Notice that this is just informative and may be very well below the actual limit for size of the model necessary to crash the kernel. So even if you exceed this reference you are probably fine. However, if the kernel crashes during training or it is taking a very long time and your model is larger than the reference, come back here and try to get the number of parameters closer to the reference.

# Get the untrained model
model = create_model(total_words, max_sequence_len)

# Check the parameter count against a reference solution
unittests.parameter_count(model)

example_batch = dataset.take(1)

try:
	model.evaluate(example_batch, verbose=False)
except:
	print("Your model is not compatible with the dataset you defined earlier.
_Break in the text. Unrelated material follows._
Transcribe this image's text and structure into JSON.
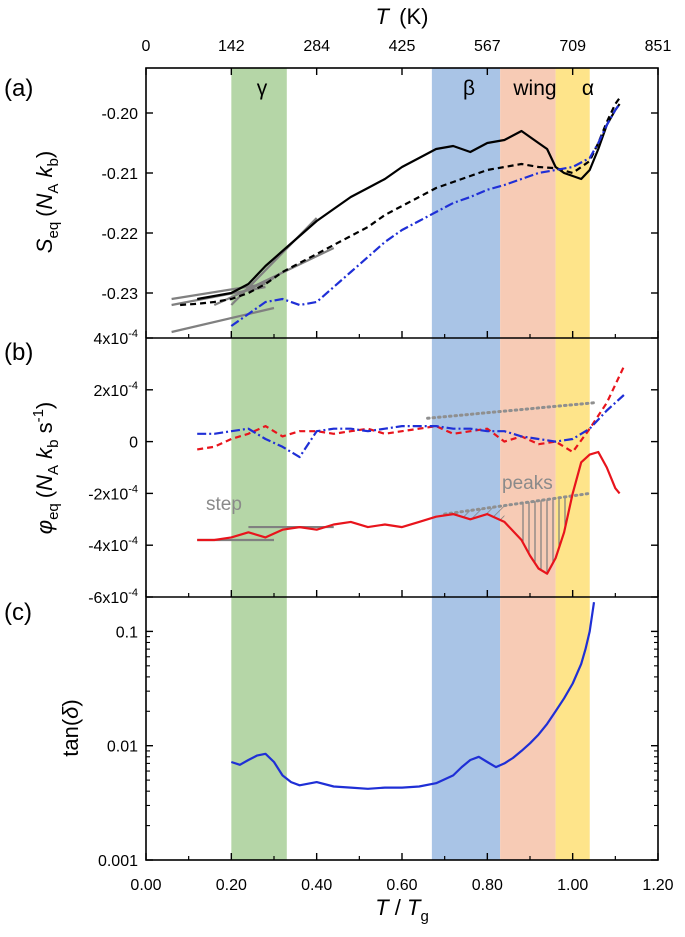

Check that the loss function and last layer are compatible with one another.")
else:
	predictions = model.predict(example_batch, verbose=False)
	print(f"predictions have shape: {predictions.shape}")

Expected output:

predictions have shape: (NUM_BATCHES, 3189)

Where NUM_BATCHES is the number of batches you have set to your dataset.

# Test your code!
unittests.test_create_model(create_model)

# Train the model
history = model.fit(dataset, epochs=30, verbose=1)

To pass this assignment, your model should achieve a training accuracy of at least 80%. If your model didn't achieve this threshold, try training again with a different model architecture. Consider increasing the number of units in your LSTM layer.

# Get training and validation accuracies
acc = history.history['accuracy']
loss = history.history['loss']

# Get number of epochs
epochs = range(len(acc))

fig, ax = plt.subplots(1, 2, figsize=(10, 5))
fig.suptitle('Training performance - Accuracy and Loss')

for i, (data, label) in enumerate(zip([acc,loss], ["Accuracy", "Loss"])):
    ax[i].plot(epochs, data, label=label)
    ax[i].legend()
    ax[i].set_xlabel('epochs')

If the accuracy meets the requirement of being greater than 80%, then save the history.pkl file which contains the information of the training history of your model and will be used to compute your grade. You can do this by running the following code:

with open('history.pkl', 'wb') as f:
    pickle.dump(history.history, f)

See your model in action

After all your work it is finally time to see your model generating text.

Run the cell below to generate the next 100 words of a seed text.

After submitting your assignment you are encouraged to try out training for different amounts of epochs and seeing how this affects the coherency of the generated text. Also try changing the seed text to see what you get!

seed_text = "Help me Obi Wan Kenobi, you're my only hope"
next_words = 100
  
for _ in range(next_words):
    # Convert the text into sequences
    token_list = vectorizer(seed_text)
    # Pad the sequences
    token_list = tf.keras.utils.pad_sequences([token_list], maxlen=max_sequence_len-1, padding='pre')
    # Get the probabilities of predicting a word
    predicted = model.predict([token_list], verbose=0)
    # Choose the next word based on the maximum probability
    predicted = np.argmax(predicted, axis=-1).item()
    # Get the actual word from the word index
    output_word = vectorizer.get_vocabulary()[predicted]
    # Append to the current text
    seed_text += " " + output_word

print(seed_text)

Congratulations on finishing this week's assignment!

You have successfully implemented a neural network capable of predicting the next word in a sequence of text!

We hope to see you in the next course of the specialization! Keep it up!